#ClassicsaDay #Curseofthe9th Week 1

This month the Classics a Day team takes on the “Curse of the 9th.” Beethoven wrote his ninth symphony and died. Since then, the Curse of the Ninth has circulated through the classical music world. Mahler sincerely believed in it. He wrote nine numbered symphonies and died. As did Bruckner, Schubert, Dvorak, and Vaughan Williams. 

But how real is the curse? The Classics a Day team challenges folks to post Symphony No. 10s by composers who followed Beethoven.

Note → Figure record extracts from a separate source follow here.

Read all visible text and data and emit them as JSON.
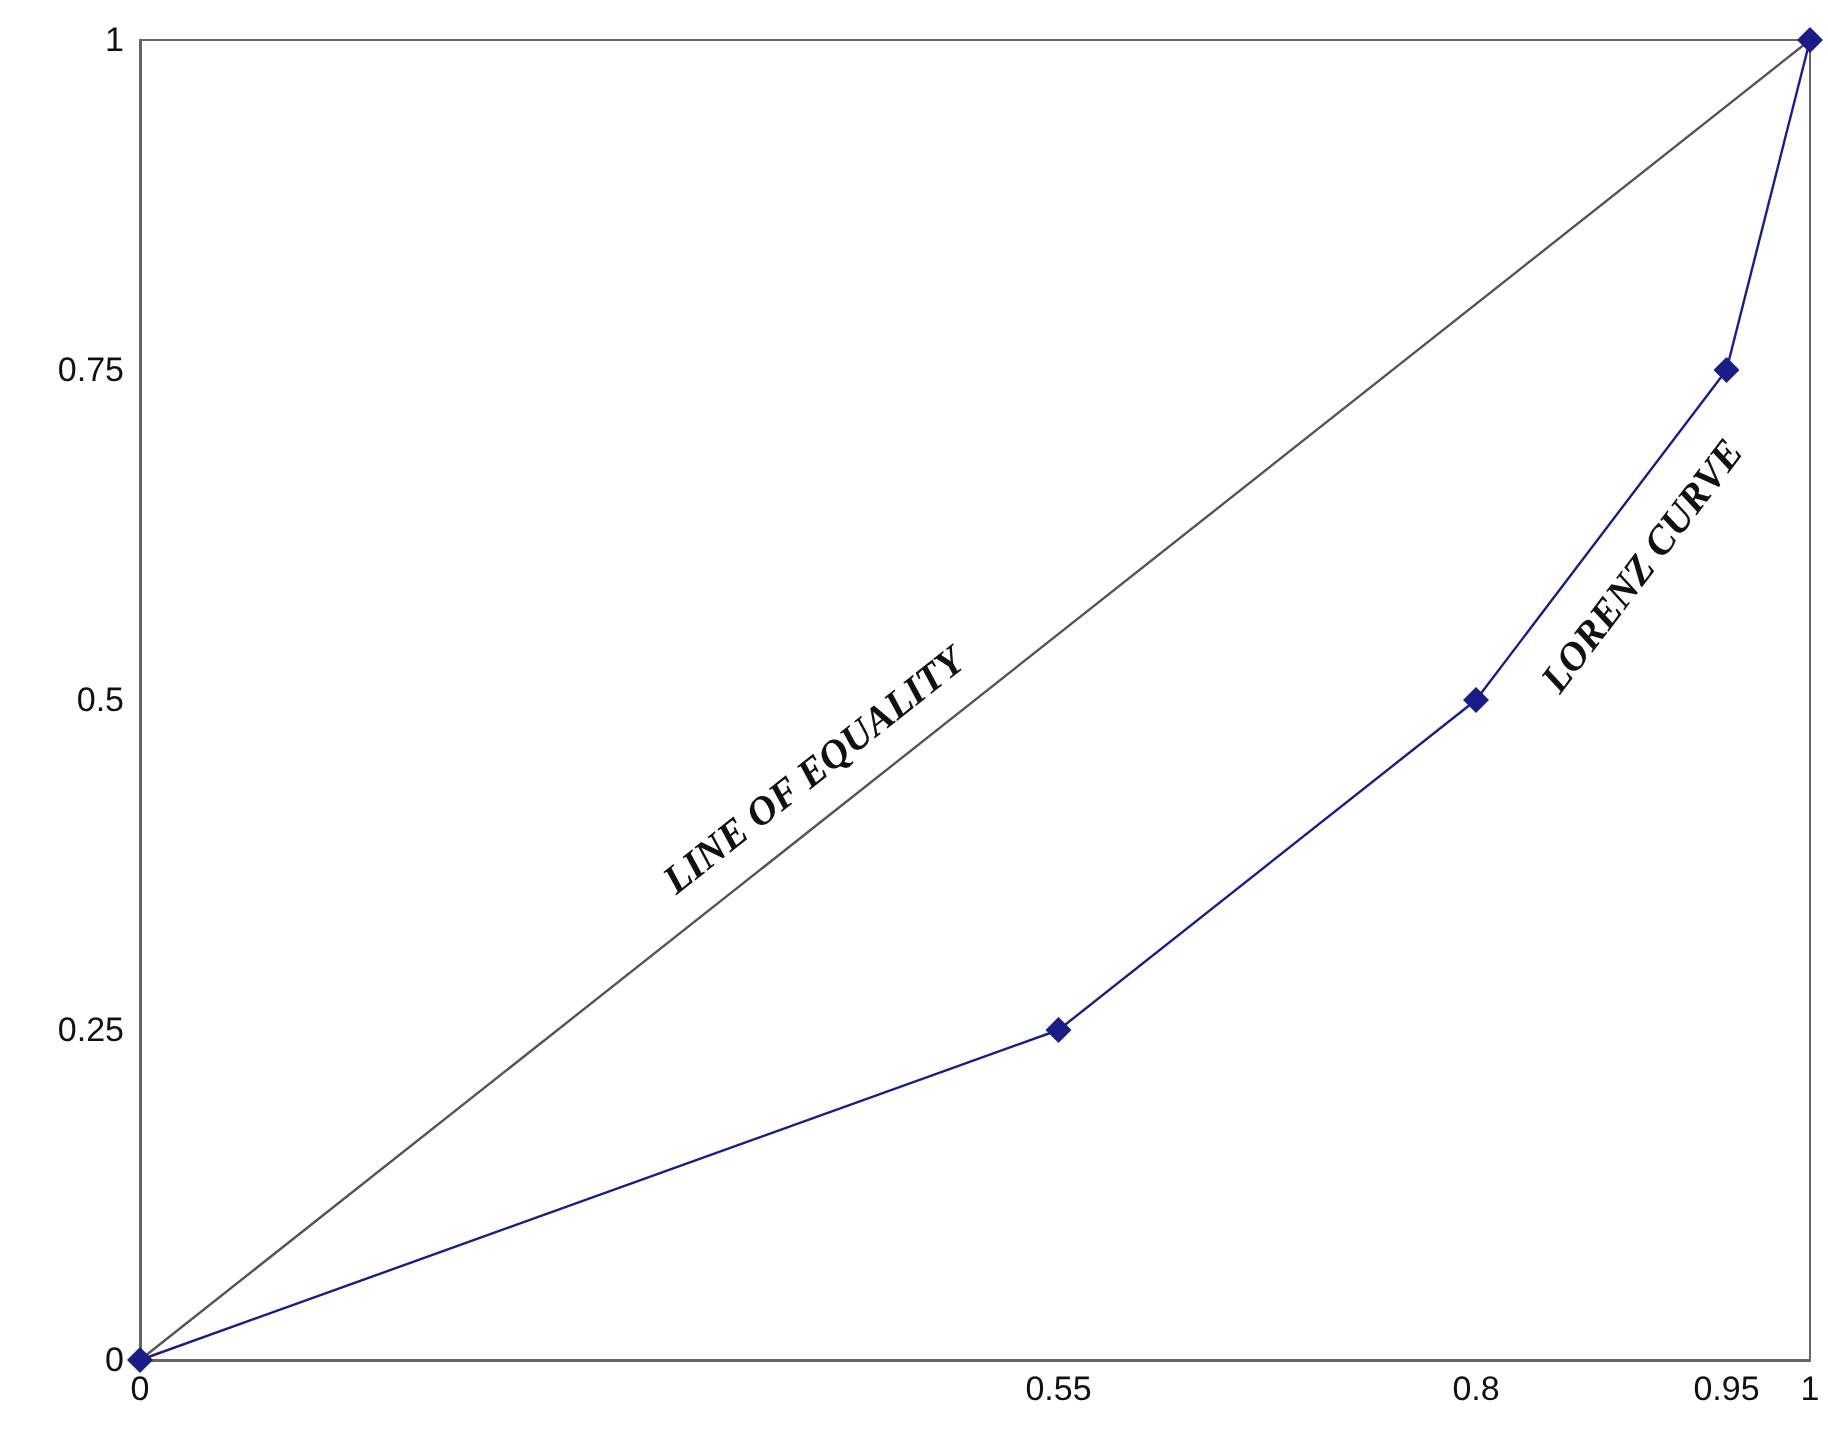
{
  "chart_data": {
    "type": "line",
    "xlim": [
      0,
      1
    ],
    "ylim": [
      0,
      1
    ],
    "xticks": [
      0,
      0.55,
      0.8,
      0.95,
      1
    ],
    "yticks": [
      0,
      0.25,
      0.5,
      0.75,
      1
    ],
    "series": [
      {
        "name": "LINE OF EQUALITY",
        "color": "#555555",
        "x": [
          0,
          1
        ],
        "values": [
          0,
          1
        ],
        "marker": "none"
      },
      {
        "name": "LORENZ CURVE",
        "color": "#1c1c86",
        "x": [
          0,
          0.55,
          0.8,
          0.95,
          1
        ],
        "values": [
          0,
          0.25,
          0.5,
          0.75,
          1
        ],
        "marker": "diamond"
      }
    ]
  }
}
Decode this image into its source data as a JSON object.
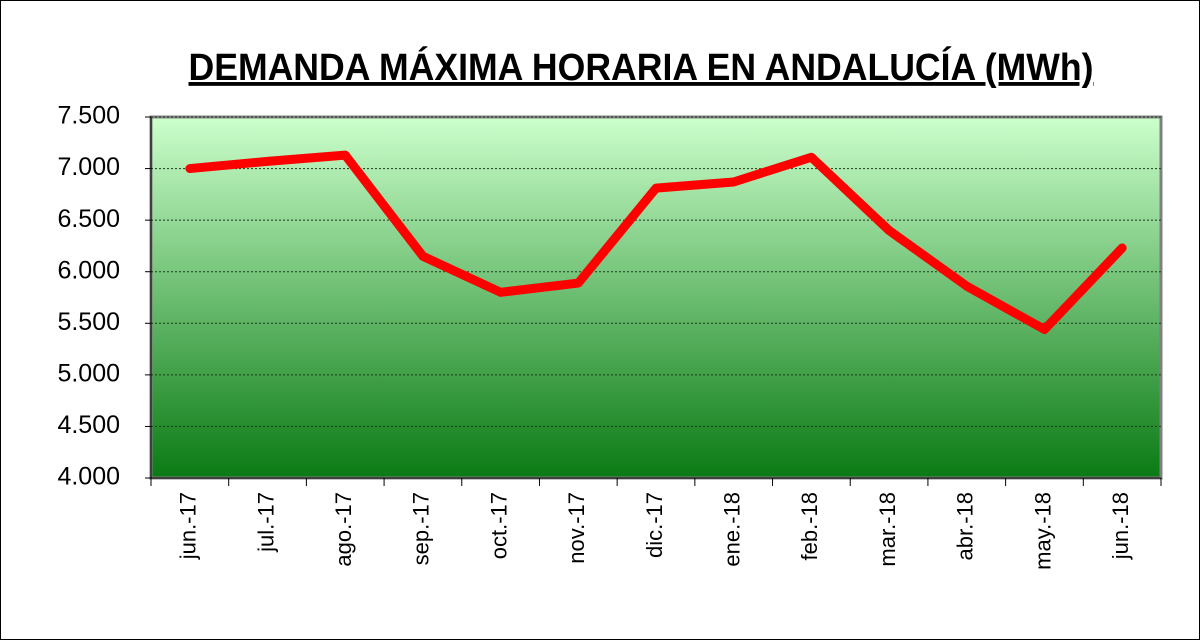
{
  "chart_data": {
    "type": "line",
    "title": "DEMANDA MÁXIMA HORARIA EN ANDALUCÍA (MWh)",
    "categories": [
      "jun.-17",
      "jul.-17",
      "ago.-17",
      "sep.-17",
      "oct.-17",
      "nov.-17",
      "dic.-17",
      "ene.-18",
      "feb.-18",
      "mar.-18",
      "abr.-18",
      "may.-18",
      "jun.-18"
    ],
    "series": [
      {
        "name": "Demanda máxima horaria",
        "color": "#ff0000",
        "values": [
          7000,
          7070,
          7130,
          6150,
          5800,
          5890,
          6810,
          6870,
          7110,
          6400,
          5860,
          5440,
          6230
        ]
      }
    ],
    "ylim": [
      4000,
      7500
    ],
    "yticks": [
      {
        "value": 4000,
        "label": "4.000"
      },
      {
        "value": 4500,
        "label": "4.500"
      },
      {
        "value": 5000,
        "label": "5.000"
      },
      {
        "value": 5500,
        "label": "5.500"
      },
      {
        "value": 6000,
        "label": "6.000"
      },
      {
        "value": 6500,
        "label": "6.500"
      },
      {
        "value": 7000,
        "label": "7.000"
      },
      {
        "value": 7500,
        "label": "7.500"
      }
    ],
    "grid": true
  }
}
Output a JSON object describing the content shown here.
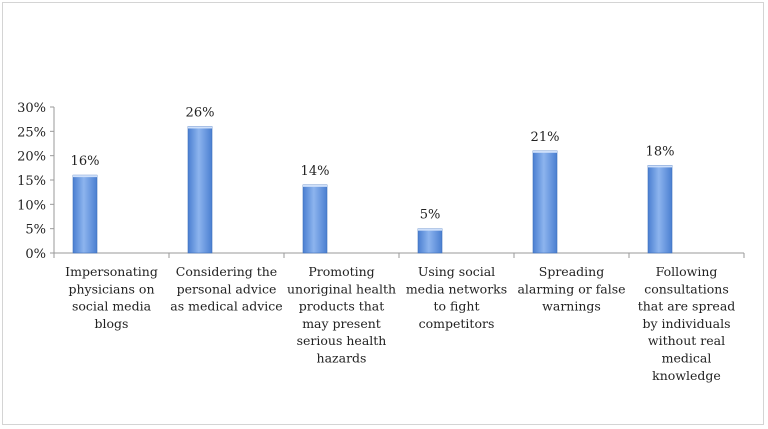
{
  "chart_data": {
    "type": "bar",
    "title": "",
    "xlabel": "",
    "ylabel": "",
    "ylim": [
      0,
      30
    ],
    "y_ticks": [
      "0%",
      "5%",
      "10%",
      "15%",
      "20%",
      "25%",
      "30%"
    ],
    "legend": "none",
    "grid": false,
    "categories": [
      "Impersonating physicians on social media blogs",
      "Considering the personal advice as medical advice",
      "Promoting unoriginal health products that may present serious health hazards",
      "Using social media networks to fight competitors",
      "Spreading alarming or false warnings",
      "Following consultations that are spread by individuals without real medical knowledge"
    ],
    "category_lines": [
      [
        "Impersonating",
        "physicians on",
        "social media",
        "blogs"
      ],
      [
        "Considering the",
        "personal advice",
        "as medical advice"
      ],
      [
        "Promoting",
        "unoriginal health",
        "products that",
        "may present",
        "serious health",
        "hazards"
      ],
      [
        "Using social",
        "media networks",
        "to fight",
        "competitors"
      ],
      [
        "Spreading",
        "alarming or false",
        "warnings"
      ],
      [
        "Following",
        "consultations",
        "that are spread",
        "by individuals",
        "without real",
        "medical",
        "knowledge"
      ]
    ],
    "values": [
      16,
      26,
      14,
      5,
      21,
      18
    ],
    "data_labels": [
      "16%",
      "26%",
      "14%",
      "5%",
      "21%",
      "18%"
    ],
    "bar_color": "#5b8fd9"
  }
}
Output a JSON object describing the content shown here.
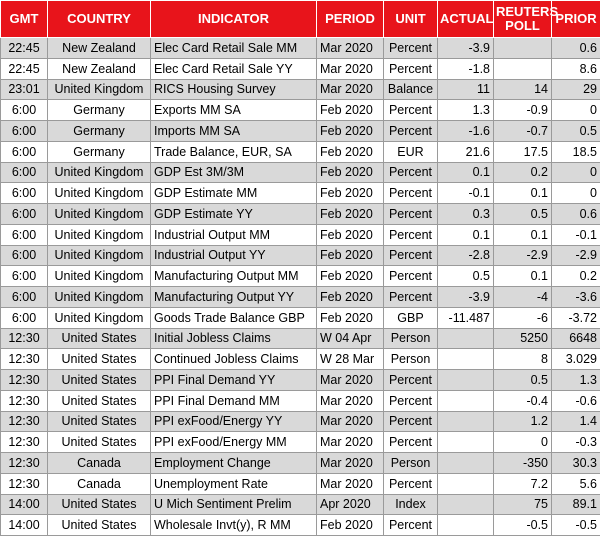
{
  "table": {
    "header": [
      "GMT",
      "COUNTRY",
      "INDICATOR",
      "PERIOD",
      "UNIT",
      "ACTUAL",
      "REUTERS POLL",
      "PRIOR"
    ],
    "rows": [
      [
        "22:45",
        "New Zealand",
        "Elec Card Retail Sale MM",
        "Mar 2020",
        "Percent",
        "-3.9",
        null,
        "0.6"
      ],
      [
        "22:45",
        "New Zealand",
        "Elec Card Retail Sale YY",
        "Mar 2020",
        "Percent",
        "-1.8",
        null,
        "8.6"
      ],
      [
        "23:01",
        "United Kingdom",
        "RICS Housing Survey",
        "Mar 2020",
        "Balance",
        "11",
        "14",
        "29"
      ],
      [
        "6:00",
        "Germany",
        "Exports MM SA",
        "Feb 2020",
        "Percent",
        "1.3",
        "-0.9",
        "0"
      ],
      [
        "6:00",
        "Germany",
        "Imports MM SA",
        "Feb 2020",
        "Percent",
        "-1.6",
        "-0.7",
        "0.5"
      ],
      [
        "6:00",
        "Germany",
        "Trade Balance, EUR, SA",
        "Feb 2020",
        "EUR",
        "21.6",
        "17.5",
        "18.5"
      ],
      [
        "6:00",
        "United Kingdom",
        "GDP Est 3M/3M",
        "Feb 2020",
        "Percent",
        "0.1",
        "0.2",
        "0"
      ],
      [
        "6:00",
        "United Kingdom",
        "GDP Estimate MM",
        "Feb 2020",
        "Percent",
        "-0.1",
        "0.1",
        "0"
      ],
      [
        "6:00",
        "United Kingdom",
        "GDP Estimate YY",
        "Feb 2020",
        "Percent",
        "0.3",
        "0.5",
        "0.6"
      ],
      [
        "6:00",
        "United Kingdom",
        "Industrial Output MM",
        "Feb 2020",
        "Percent",
        "0.1",
        "0.1",
        "-0.1"
      ],
      [
        "6:00",
        "United Kingdom",
        "Industrial Output YY",
        "Feb 2020",
        "Percent",
        "-2.8",
        "-2.9",
        "-2.9"
      ],
      [
        "6:00",
        "United Kingdom",
        "Manufacturing Output MM",
        "Feb 2020",
        "Percent",
        "0.5",
        "0.1",
        "0.2"
      ],
      [
        "6:00",
        "United Kingdom",
        "Manufacturing Output YY",
        "Feb 2020",
        "Percent",
        "-3.9",
        "-4",
        "-3.6"
      ],
      [
        "6:00",
        "United Kingdom",
        "Goods Trade Balance GBP",
        "Feb 2020",
        "GBP",
        "-11.487",
        "-6",
        "-3.72"
      ],
      [
        "12:30",
        "United States",
        "Initial Jobless Claims",
        "W 04 Apr",
        "Person",
        null,
        "5250",
        "6648"
      ],
      [
        "12:30",
        "United States",
        "Continued Jobless Claims",
        "W 28 Mar",
        "Person",
        null,
        "8",
        "3.029"
      ],
      [
        "12:30",
        "United States",
        "PPI Final Demand YY",
        "Mar 2020",
        "Percent",
        null,
        "0.5",
        "1.3"
      ],
      [
        "12:30",
        "United States",
        "PPI Final Demand MM",
        "Mar 2020",
        "Percent",
        null,
        "-0.4",
        "-0.6"
      ],
      [
        "12:30",
        "United States",
        "PPI exFood/Energy YY",
        "Mar 2020",
        "Percent",
        null,
        "1.2",
        "1.4"
      ],
      [
        "12:30",
        "United States",
        "PPI exFood/Energy MM",
        "Mar 2020",
        "Percent",
        null,
        "0",
        "-0.3"
      ],
      [
        "12:30",
        "Canada",
        "Employment Change",
        "Mar 2020",
        "Person",
        null,
        "-350",
        "30.3"
      ],
      [
        "12:30",
        "Canada",
        "Unemployment Rate",
        "Mar 2020",
        "Percent",
        null,
        "7.2",
        "5.6"
      ],
      [
        "14:00",
        "United States",
        "U Mich Sentiment Prelim",
        "Apr 2020",
        "Index",
        null,
        "75",
        "89.1"
      ],
      [
        "14:00",
        "United States",
        "Wholesale Invt(y), R MM",
        "Feb 2020",
        "Percent",
        null,
        "-0.5",
        "-0.5"
      ]
    ]
  }
}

And it turns out there are quite a lot of them. 

Here are my posts for the first week of #Curseofthe9th.

10/02/23 Louis Spohr (1784-1859): Symphony No. 10 in E-flat major

Spohr was well-known as a symphonist in his day. Although he did survive after writing his 9th symphony (unlike his colleague Beethoven), his 10 works in the genre are now largely forgotten.

10/03/23 Joachim Raff (1822-1882): Symphony No. 10 “To Autumn Time”

This Swiss-born composer handily survived writing his 9th symphony and lived for another 4 years. During that time he completed his 10th and was working on his 11th when he died.

10/04/23 Alfred Hill (1870–1960): Symphony No. 1 in C major

Hill was born in Australia but spent most of his life in New Zealand. He completed his 9th Symphony in 1957. He lived three years after that and wrote three additional symphonies.

10/05/23 Nikolai Myaskovsky (1881-1950): Symphony No. 10 in F minor, Op. 30

This Soviet composer moved from Poland to Russia at a very young age. He wrote his 9th symphony in 1927. He died 23 years later and completed a total of 27 symphonies.

Heitor Villa-Lobos (1887-1959): Symphony No. 10 “Amerindia”

This Brazilian composer finished his 9th symphony in 1951. In the remaining 8 years of his life, he composed three more symphonies, plus many other works.